Espèces clés
Une espèce clé exerce sur la structure ou le fonctionnement d’un écosystème un effet disproportionné par rapport à son abondance. Sa diminution peut provoquer des changements en cascade dans les populations, les interactions trophiques ou l’habitat. Le statut ne découle pas de la taille, de la rareté ou de l’intérêt économique de l’espèce.
Un rôle dépendant du contexte
Le concept est né d’expériences de retrait d’un prédateur, l’étoile de mer Pisaster ochraceus, qui ont montré une forte réorganisation de la communauté intertidale. Il a ensuite été étendu aux prédateurs, herbivores, ingénieurs de l’écosystème, mutualistes et autres organismes capables de modifier des processus écologiques majeurs.
Une espèce dominante peut produire un effet considérable principalement en raison de sa biomasse, sans être une espèce clé au sens strict. À l’inverse, une espèce peu abondante peut contrôler un compétiteur dominant, créer un habitat ou maintenir une interaction indispensable.
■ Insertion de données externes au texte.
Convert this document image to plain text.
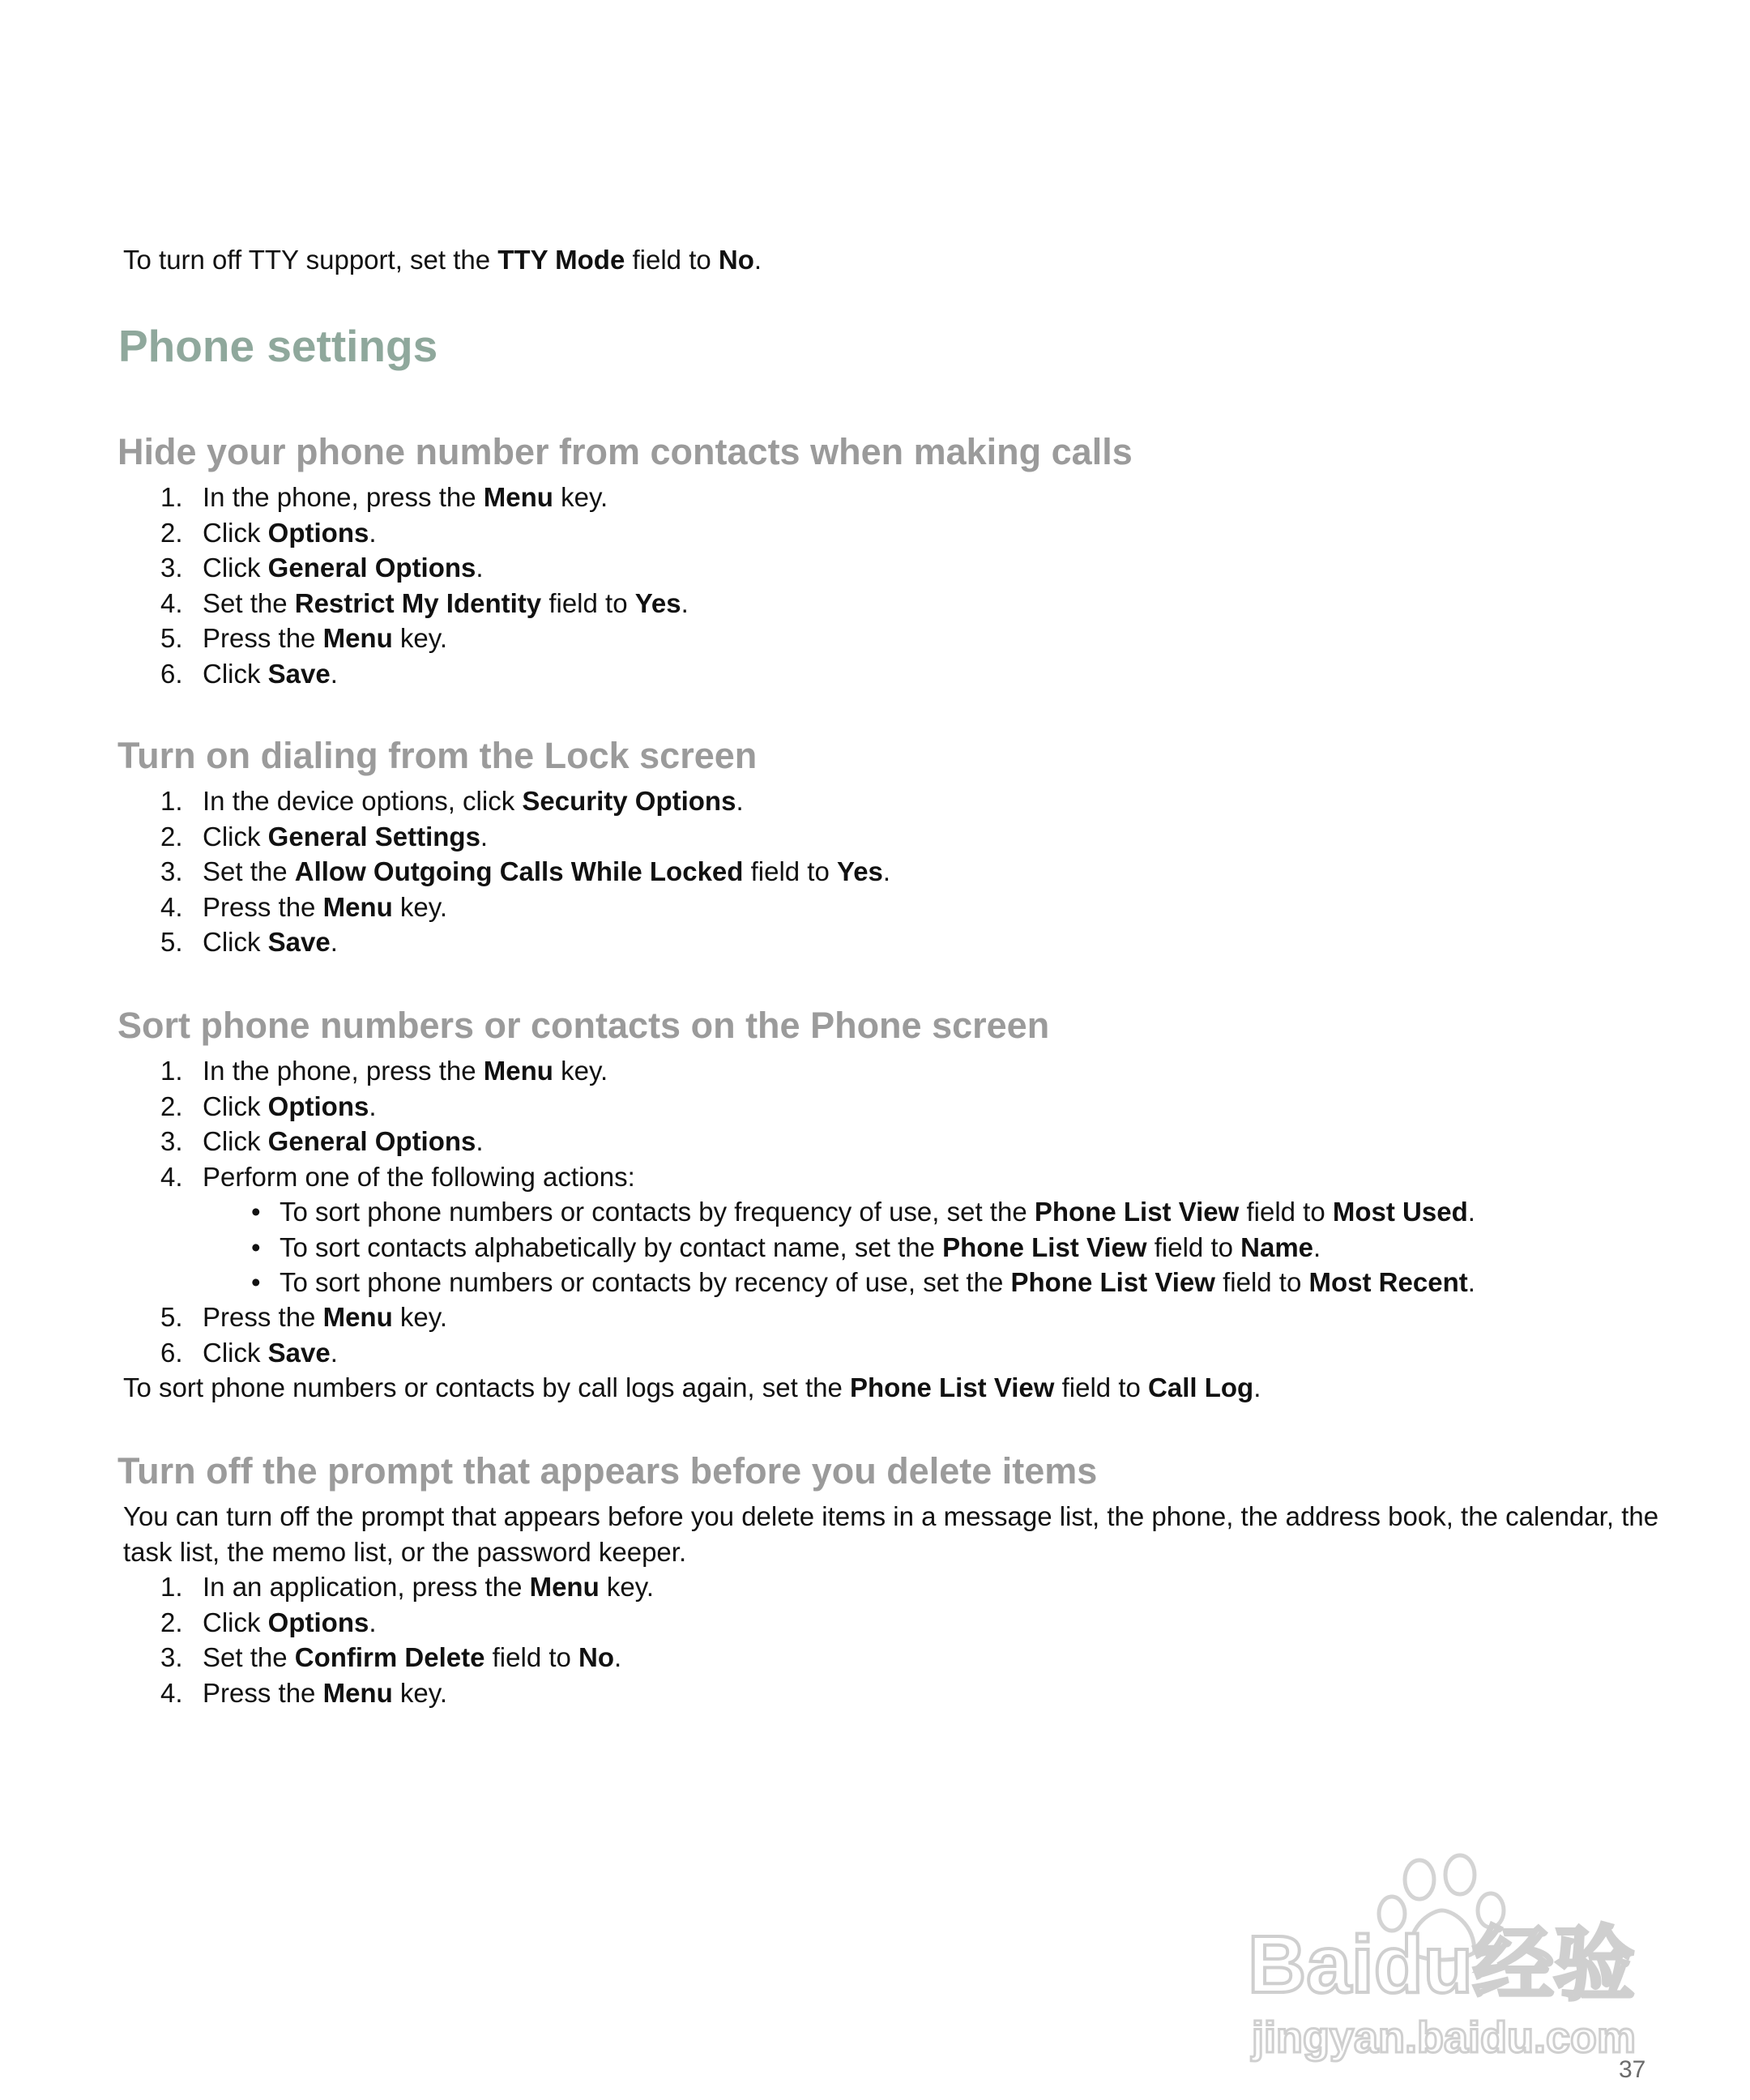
To turn off TTY support, set the TTY Mode field to No.
Phone settings
Hide your phone number from contacts when making calls
1. In the phone, press the Menu key.
2. Click Options.
3. Click General Options.
4. Set the Restrict My Identity field to Yes.
5. Press the Menu key.
6. Click Save.
Turn on dialing from the Lock screen
1. In the device options, click Security Options.
2. Click General Settings.
3. Set the Allow Outgoing Calls While Locked field to Yes.
4. Press the Menu key.
5. Click Save.
Sort phone numbers or contacts on the Phone screen
1. In the phone, press the Menu key.
2. Click Options.
3. Click General Options.
4. Perform one of the following actions:
• To sort phone numbers or contacts by frequency of use, set the Phone List View field to Most Used.
• To sort contacts alphabetically by contact name, set the Phone List View field to Name.
• To sort phone numbers or contacts by recency of use, set the Phone List View field to Most Recent.
5. Press the Menu key.
6. Click Save.
To sort phone numbers or contacts by call logs again, set the Phone List View field to Call Log.
Turn off the prompt that appears before you delete items
You can turn off the prompt that appears before you delete items in a message list, the phone, the address book, the calendar, the task list, the memo list, or the password keeper.
1. In an application, press the Menu key.
2. Click Options.
3. Set the Confirm Delete field to No.
4. Press the Menu key.
Baidu经验
jingyan.baidu.com
37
La force et le mécanisme de cet effet s’évaluent dans un système, une région et une période définis ; le même taxon n’est pas nécessairement clé partout.
Les expériences de retrait, les séries temporelles, les gradients naturels et les modèles de réseaux trophiques apportent des niveaux de preuve complémentaires. Une simple corrélation entre présence d’une espèce et diversité élevée ne suffit pas à établir le rôle causal.